Alma Hasun glänzt in Wien mit zwei Meisterleistungen an einem Tag
Alma Hasun hat für ihre jüngsten Bühnenauftritte in Wien hochgelobte Kritik geerntet. Die Schauspielerin meisterte an einem einzigen Tag zwei anspruchsvolle Rollen und bewies damit ihre vielseitige Ausdruckskraft und Tiefe. Kritiker feiern beide Inszenierungen für ihre emotionale Wucht und Originalität.
Um 15 Uhr stand Hasun in den Kammerspielen für Sophia oder Das Ende der Humanisten auf der Bühne.
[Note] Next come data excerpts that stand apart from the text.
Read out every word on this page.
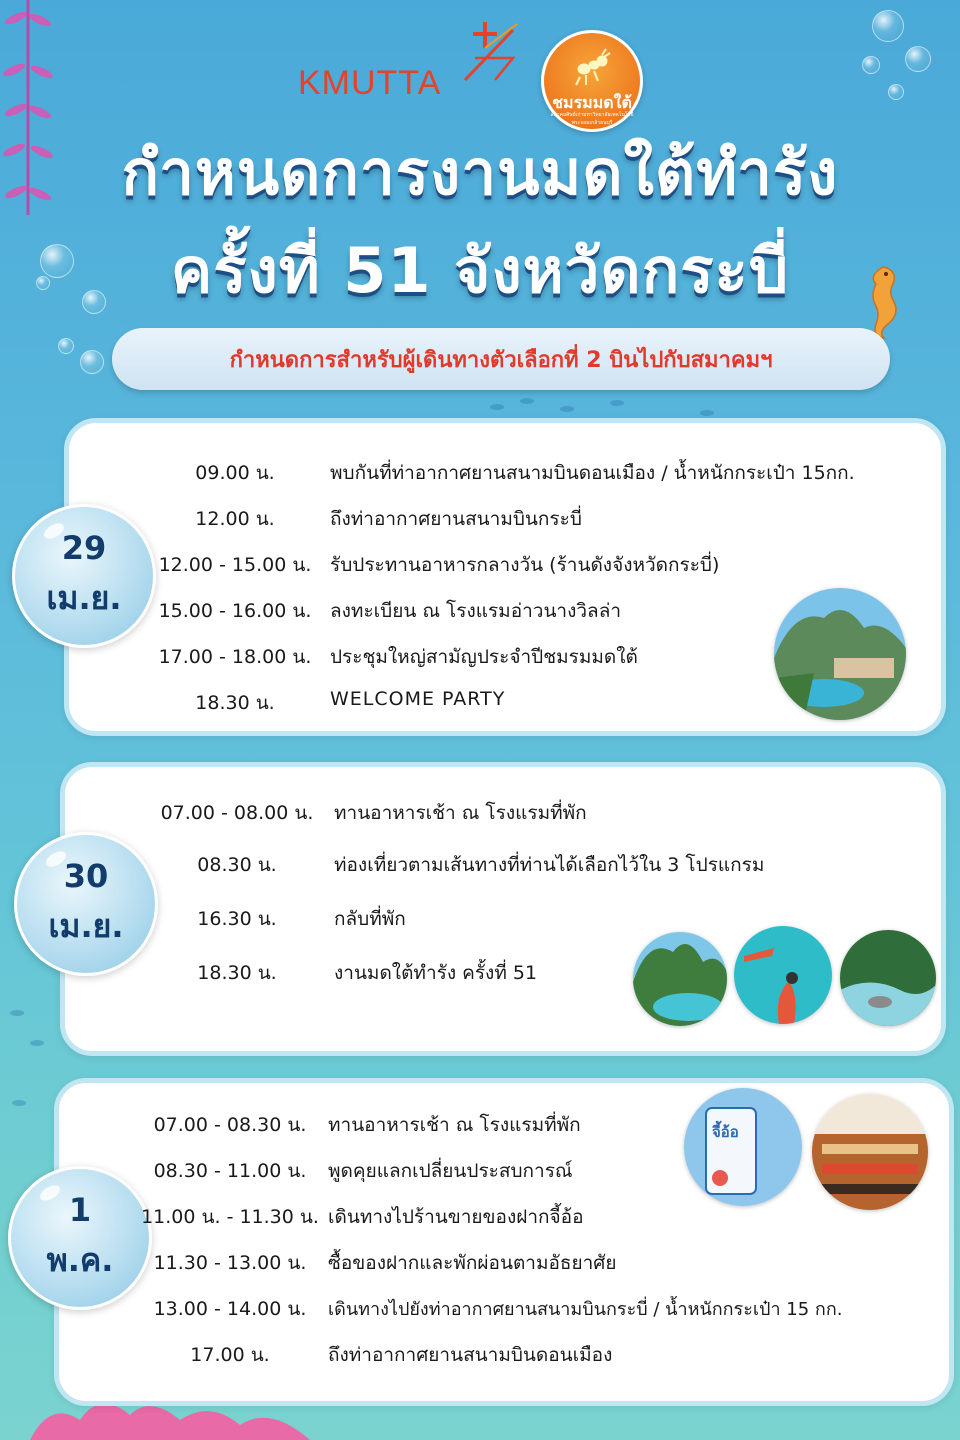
KMUTTA
ชมรมมดใต้
สมาคมศิษย์เก่ามหาวิทยาลัยเทคโนโลยีพระจอมเกล้าธนบุรี
กำหนดการงานมดใต้ทำรัง
ครั้งที่ 51 จังหวัดกระบี่
กำหนดการสำหรับผู้เดินทางตัวเลือกที่ 2 บินไปกับสมาคมฯ
29
เม.ย.
09.00 น.	พบกันที่ท่าอากาศยานสนามบินดอนเมือง / น้ำหนักกระเป๋า 15กก.
12.00 น.	ถึงท่าอากาศยานสนามบินกระบี่
12.00 - 15.00 น. รับประทานอาหารกลางวัน (ร้านดังจังหวัดกระบี่)
15.00 - 16.00 น. ลงทะเบียน ณ โรงแรมอ่าวนางวิลล่า
17.00 - 18.00 น. ประชุมใหญ่สามัญประจำปีชมรมมดใต้
18.30 น.	WELCOME PARTY
30
เม.ย.
07.00 - 08.00 น.	ทานอาหารเช้า ณ โรงแรมที่พัก
08.30 น.	ท่องเที่ยวตามเส้นทางที่ท่านได้เลือกไว้ใน 3 โปรแกรม
16.30 น.	กลับที่พัก
18.30 น.	งานมดใต้ทำรัง ครั้งที่ 51
1
พ.ค.
07.00 - 08.30 น.	ทานอาหารเช้า ณ โรงแรมที่พัก
08.30 - 11.00 น.	พูดคุยแลกเปลี่ยนประสบการณ์
11.00 น. - 11.30 น. เดินทางไปร้านขายของฝากจี้อ้อ
11.30 - 13.00 น.	ซื้อของฝากและพักผ่อนตามอัธยาศัย
13.00 - 14.00 น.	เดินทางไปยังท่าอากาศยานสนามบินกระบี่ / น้ำหนักกระเป๋า 15 กก.
17.00 น.	ถึงท่าอากาศยานสนามบินดอนเมือง
จี้อ้อ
Sie spielte eine Tochter, die versucht, die erloschene Liebe ihrer Eltern wiederzubeleben – doch die Handlung nimmt eine unerwartete Wendung, als ein humanoider Roboter auftaucht. Das Publikum war von ihrer Darstellung fasziniert.
Am selben Abend folgte ein dreistündiger Monolog in Ganymed Areal, Teil des ortsbezogenen Stationentheaters in Wien-Penzing. Ihre Figur, eine Pianistin, die die Fähigkeit zu spielen verloren hat, lotete Themen wie Verlust und Widerstandskraft aus. Die Rolle verlangte sowohl körperliche als auch emotionale Ausdauer – doch Hasun meisterte sie mit präziser Intensität.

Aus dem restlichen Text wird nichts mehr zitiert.